Dans un milieu modeste. Mon père était typographe, un métier qui n'existe plus aujourd'hui. Nous vivions à cinq dans un appartement de quatre pièces ; j'ai partagé ma chambre avec mon frère jusqu'à mes 18 ans. Je devais faire mes devoirs sur la table de la cuisine, car il n'y avait pas assez de place dans les chambres d'enfants. Nous ne pouvions d'ailleurs jamais vraiment inviter d'amis, il n'y avait tout simplement pas de place. Notre père était assis à la tête de table et nous, les enfants, ne parlions que lorsqu'on nous le demandait. Et pourtant, nous nous sentions choyés et aimés ; j'ai eu une enfance plutôt insouciante.

Que voulez-vous dire par « sans souci » ?
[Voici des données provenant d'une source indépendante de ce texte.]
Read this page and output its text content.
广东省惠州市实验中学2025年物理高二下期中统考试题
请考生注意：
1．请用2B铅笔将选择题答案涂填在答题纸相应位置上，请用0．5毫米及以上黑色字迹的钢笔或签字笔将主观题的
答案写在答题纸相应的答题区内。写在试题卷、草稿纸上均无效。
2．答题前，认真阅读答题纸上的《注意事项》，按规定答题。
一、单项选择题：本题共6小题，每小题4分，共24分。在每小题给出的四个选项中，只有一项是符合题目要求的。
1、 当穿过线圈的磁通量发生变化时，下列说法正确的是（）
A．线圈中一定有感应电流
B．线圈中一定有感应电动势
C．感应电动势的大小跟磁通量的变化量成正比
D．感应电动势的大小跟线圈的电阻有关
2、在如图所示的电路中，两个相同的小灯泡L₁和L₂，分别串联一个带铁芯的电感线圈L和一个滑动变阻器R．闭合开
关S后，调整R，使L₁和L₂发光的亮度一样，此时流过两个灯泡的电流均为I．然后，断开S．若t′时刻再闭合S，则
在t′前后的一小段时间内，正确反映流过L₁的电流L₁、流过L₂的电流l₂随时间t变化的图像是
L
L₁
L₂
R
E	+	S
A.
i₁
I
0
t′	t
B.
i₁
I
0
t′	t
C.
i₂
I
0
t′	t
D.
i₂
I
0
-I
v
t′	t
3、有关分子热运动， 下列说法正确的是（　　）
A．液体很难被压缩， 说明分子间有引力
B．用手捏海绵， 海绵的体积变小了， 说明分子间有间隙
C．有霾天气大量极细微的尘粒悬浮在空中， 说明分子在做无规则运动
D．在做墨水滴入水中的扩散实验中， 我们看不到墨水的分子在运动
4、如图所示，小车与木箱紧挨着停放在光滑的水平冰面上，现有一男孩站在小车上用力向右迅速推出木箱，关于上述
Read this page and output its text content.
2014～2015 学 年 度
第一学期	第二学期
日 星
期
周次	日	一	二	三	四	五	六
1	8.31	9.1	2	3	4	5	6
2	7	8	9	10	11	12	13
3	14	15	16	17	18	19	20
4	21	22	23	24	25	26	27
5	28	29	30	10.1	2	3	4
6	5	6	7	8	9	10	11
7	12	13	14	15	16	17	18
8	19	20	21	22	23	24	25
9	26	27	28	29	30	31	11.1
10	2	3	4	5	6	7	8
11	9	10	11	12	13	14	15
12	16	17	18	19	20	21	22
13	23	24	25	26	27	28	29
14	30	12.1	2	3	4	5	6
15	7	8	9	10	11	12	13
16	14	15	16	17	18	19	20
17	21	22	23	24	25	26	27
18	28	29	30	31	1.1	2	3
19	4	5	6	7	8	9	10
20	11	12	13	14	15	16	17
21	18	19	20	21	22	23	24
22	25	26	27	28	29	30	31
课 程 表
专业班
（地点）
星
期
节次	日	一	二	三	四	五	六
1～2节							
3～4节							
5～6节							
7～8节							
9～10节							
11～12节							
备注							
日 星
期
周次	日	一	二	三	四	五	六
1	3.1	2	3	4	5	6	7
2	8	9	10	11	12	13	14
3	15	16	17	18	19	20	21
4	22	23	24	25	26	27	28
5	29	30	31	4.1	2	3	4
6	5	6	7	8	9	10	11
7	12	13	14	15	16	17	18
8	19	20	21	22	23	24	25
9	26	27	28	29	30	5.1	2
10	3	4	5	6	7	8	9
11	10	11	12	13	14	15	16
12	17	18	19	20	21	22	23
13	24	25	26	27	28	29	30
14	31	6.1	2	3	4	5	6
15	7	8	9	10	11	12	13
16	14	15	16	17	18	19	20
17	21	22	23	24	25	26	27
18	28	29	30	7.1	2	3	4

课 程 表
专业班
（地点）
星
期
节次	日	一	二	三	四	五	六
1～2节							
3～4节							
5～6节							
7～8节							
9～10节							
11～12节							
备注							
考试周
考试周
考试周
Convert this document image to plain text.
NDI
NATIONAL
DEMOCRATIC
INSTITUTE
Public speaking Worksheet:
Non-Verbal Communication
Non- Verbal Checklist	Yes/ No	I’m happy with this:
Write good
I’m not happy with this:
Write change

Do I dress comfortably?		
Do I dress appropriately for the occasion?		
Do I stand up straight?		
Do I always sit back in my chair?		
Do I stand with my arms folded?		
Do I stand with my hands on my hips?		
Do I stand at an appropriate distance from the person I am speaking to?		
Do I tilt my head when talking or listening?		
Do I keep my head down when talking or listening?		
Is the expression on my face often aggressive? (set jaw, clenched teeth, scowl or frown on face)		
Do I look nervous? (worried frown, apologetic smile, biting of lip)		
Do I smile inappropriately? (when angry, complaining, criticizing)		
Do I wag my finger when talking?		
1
Derrière notre immeuble, il y avait une aire de jeux d'aventure. Une entreprise de construction utilisait le terrain comme aire de stationnement, et nous grimpions sur une vieille grue, nous montions pieds nus dans des citernes rouillées. Je faisais du roller dans la rue, et aucune voiture ne passait, car il y en avait très peu. C'est ce que j'entends par « insouciance », et je crains que cette époque ne revienne jamais. J'aimerais que davantage d'enfants puissent aujourd'hui vivre cette insouciance comme j'ai eu la chance de la vivre.

Diriez-vous que c'était mieux avant ?

Oui.

Et qu'est-ce qui était pire ?

Les parents disposaient de bien moins de connaissances. Aujourd'hui, lorsque Fabian Grolimund, par exemple, expose dans une chronique les raisons et les causes possibles pour lesquelles un enfant peut se refermer sur lui-même ou se sentir malheureux dans certaines situations, ces informations aident les parents, dans leur quotidien éducatif, à mieux répondre aux besoins de leur enfant. Autrefois, ces connaissances n'existaient pas. Ou bien elles n'étaient pas transmises aux parents. On leur disait alors : « Ne fais pas l'idiot » ou « Reprends-toi ».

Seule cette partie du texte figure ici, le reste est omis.